New Work / MONUMENTAL – ANETTA MONA CHISA A LUCIA TKÁČOVÁ

The photos of the monumental realisation of the artwork The Rays on the Wall of the Banská Stanica cultural centre in the town of Banská Štiavnica have successfully swept through social media. Its bright colours were glowing on Facebook walls quite boldly, although the work will strike you live with much more intensity. It will be installed in the Banská Stanica centre for the whole year.

Photo: Lukáš Roharík

The introduction of the tradition of site-specific art at Stanica in Štiavnica proved to be a good idea. Every year since 2010, a new large-scale piece of art (6 x 9m or 8 x 9m) comes out as a result of the residential programme. Such a format is now, in comparison with the common practice before 1989, rather an exception. The artists who tried it this time were Anetta Mona Chisa and Lucia Tkáčová, yet working with such a huge surface for them was a new experience, too.  They decided that the theme would be a follow-up of their series of works with the motive of broken TV screens titled Prophecy of Things which started to appear in 2015. The central idea of them is „life after life“ of digital technologies. They dwell upon and speculate about the condition of digital devices when thrown away, after humans stop controlling them. Liberated pixels, as they call them, are still capable of making images and reconfiguring, but nobody knows why or how they were born. For artists, they represent a window into the worlds of other intelligences we have created. Coloured blurs, spectrums, various forms come into being as a consequence of physical processes running in the background. Just like when someone is concerned with life of atoms in a nuclear warhead.

The big thing we may see today in Stanica in Štiavnica town started as a project in an A4 format. A random scene printed on it later changed both its scale and materiality. The artists opted for the mixed media technique combining textile and digital print. The image was set up for printing with bleeds to cover the full surface of the wall in the station hall (8.4 x 9.4m). The volume of the used cloth was not negligible either; the production team brought it over in its corresponding quality and price all the way from Budapest. The result is professional and well-finished; the illusion captivating. Pixels are gone and what reminds us of their existence is just the digital print. The digital print, in fact, is the core of the composition that defines the colour and covers the moving part – the door that needed to be kept for staff. The artists thus managed to turn the initial (input) limit into the point of departure.

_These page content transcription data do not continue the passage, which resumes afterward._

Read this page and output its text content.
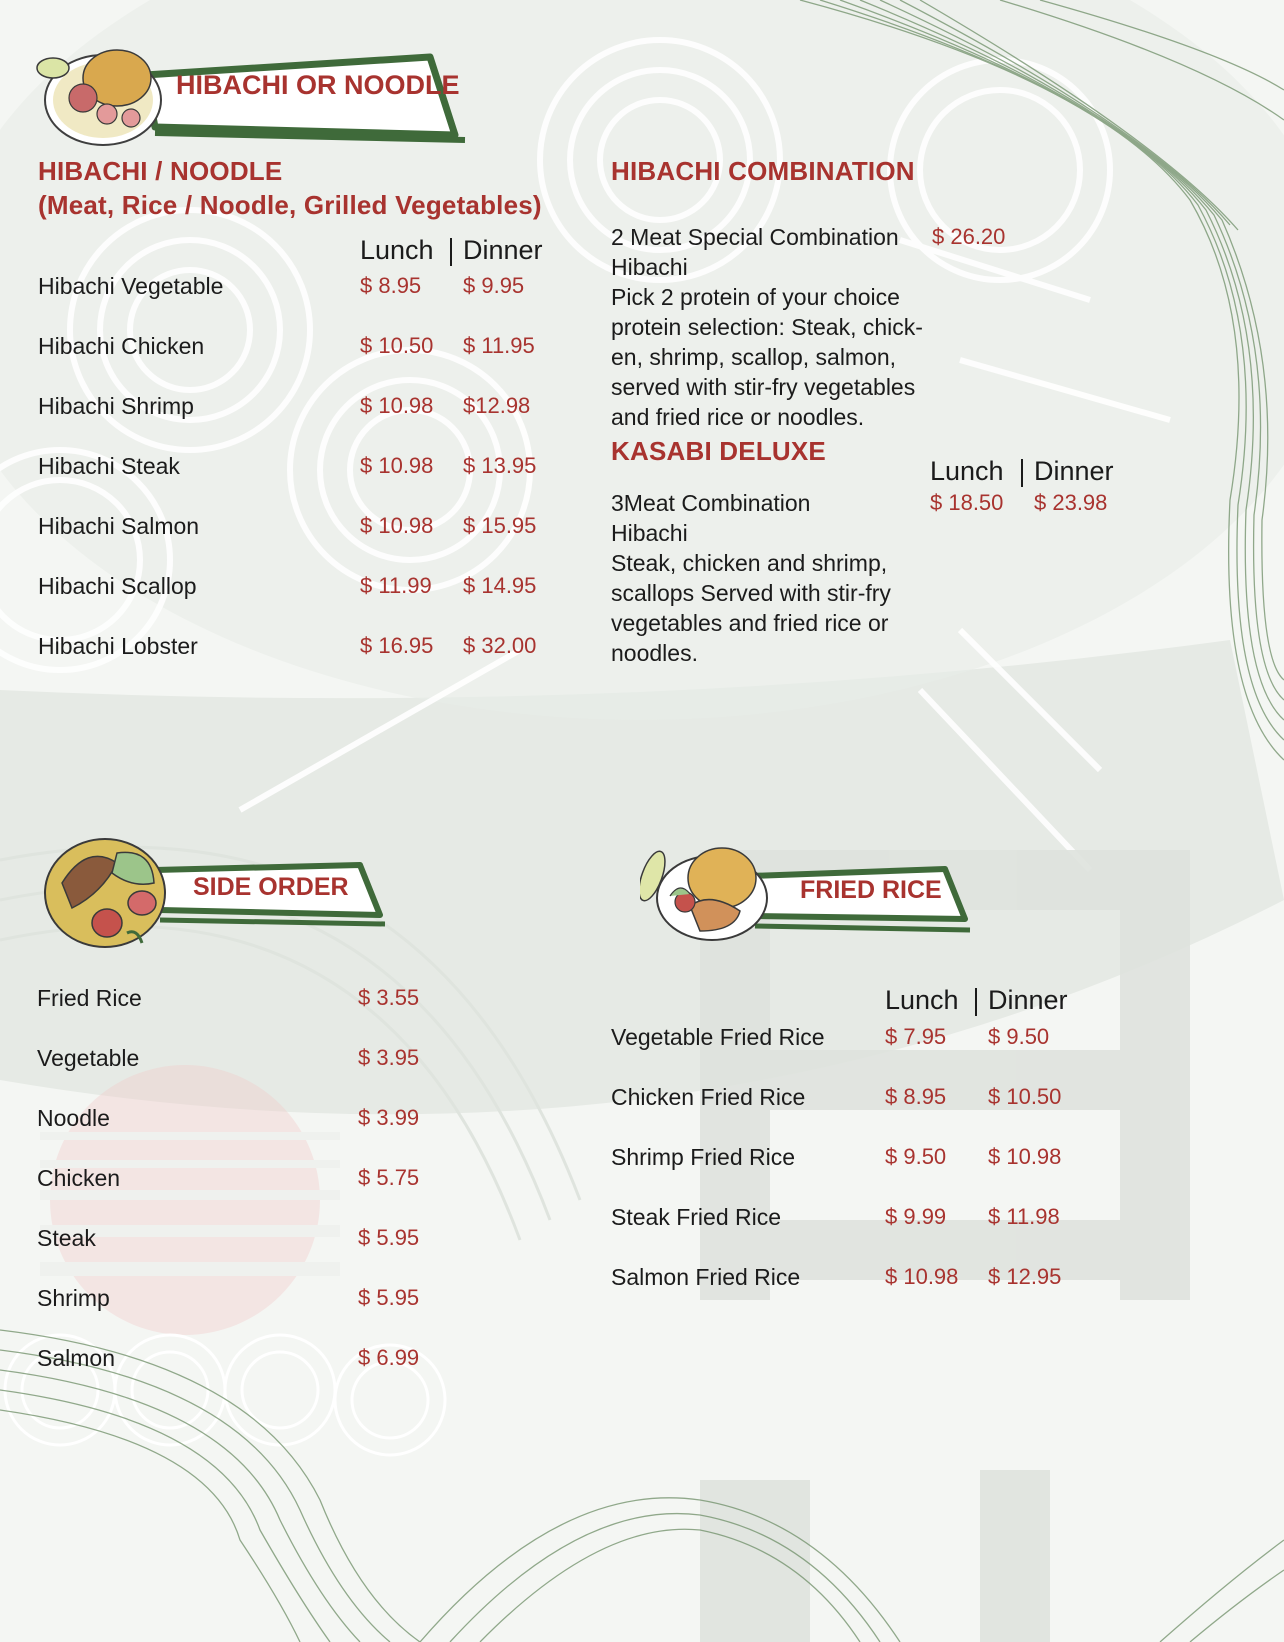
HIBACHI OR NOODLE
HIBACHI / NOODLE
(Meat, Rice / Noodle, Grilled Vegetables)
Lunch Dinner
Hibachi Vegetable	$ 8.95 $ 9.95
Hibachi Chicken	$ 10.50 $ 11.95
Hibachi Shrimp	$ 10.98 $12.98
Hibachi Steak	$ 10.98 $ 13.95
Hibachi Salmon	$ 10.98 $ 15.95
Hibachi Scallop	$ 11.99 $ 14.95
Hibachi Lobster	$ 16.95 $ 32.00
HIBACHI COMBINATION
2 Meat Special Combination $ 26.20
Hibachi
Pick 2 protein of your choice
protein selection: Steak, chick-
en, shrimp, scallop, salmon,
served with stir-fry vegetables
and fried rice or noodles.
KASABI DELUXE
Lunch Dinner
3Meat Combination	$ 18.50 $ 23.98
Hibachi
Steak, chicken and shrimp,
scallops Served with stir-fry
vegetables and fried rice or
noodles.
SIDE ORDER
Fried Rice	$ 3.55
Vegetable	$ 3.95
Noodle	$ 3.99
Chicken	$ 5.75
Steak	$ 5.95
Shrimp	$ 5.95
Salmon	$ 6.99
FRIED RICE
Lunch Dinner
Vegetable Fried Rice	$ 7.95 $ 9.50
Chicken Fried Rice	$ 8.95 $ 10.50
Shrimp Fried Rice	$ 9.50 $ 10.98
Steak Fried Rice	$ 9.99 $ 11.98
Salmon Fried Rice	$ 10.98 $ 12.95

At first sight, the artwork formally refers to monumental artworks from the past, as the motive of rays was typically an apt background for socialist iconography. In this case, however, rays are everything we have/see. It seems as some kind of a detail zoomed in too much – the scene in this scale takes on a specific visual quality. The view of the whole from far is utterly different from the close-up view. From far, it has distinctive architecture qualities, inconspicuously affecting both macro and micro level of perception of the space. On the one hand, it uses the full volume of hall and its verticality while breaking it and on the other hand, it works with the eye-catching interior detail (with a regular drawing of the monotonous floor tiles) by being in a stark contrast with it. Thanks to their colours, the rays seem to shine and also change the light intensity of the space. The close-up view is completely different. The more you draw near the work, the more you disconnect from the surrounding space. The work engulfs you and has as a hallucinating effect. The illusion is quite convincing; it evokes the digital world that lay at the foundation of the whole scene.

The railways seem to have definitely backed out of from the premises of Stanica in Banská Štiavnica. They stopped selling train tickets, which is why the premises are seldom open for public. There is something accurate in the atmosphere. It is at the end of roads and tracks, off the centre, behind the hills, and still, it can be big.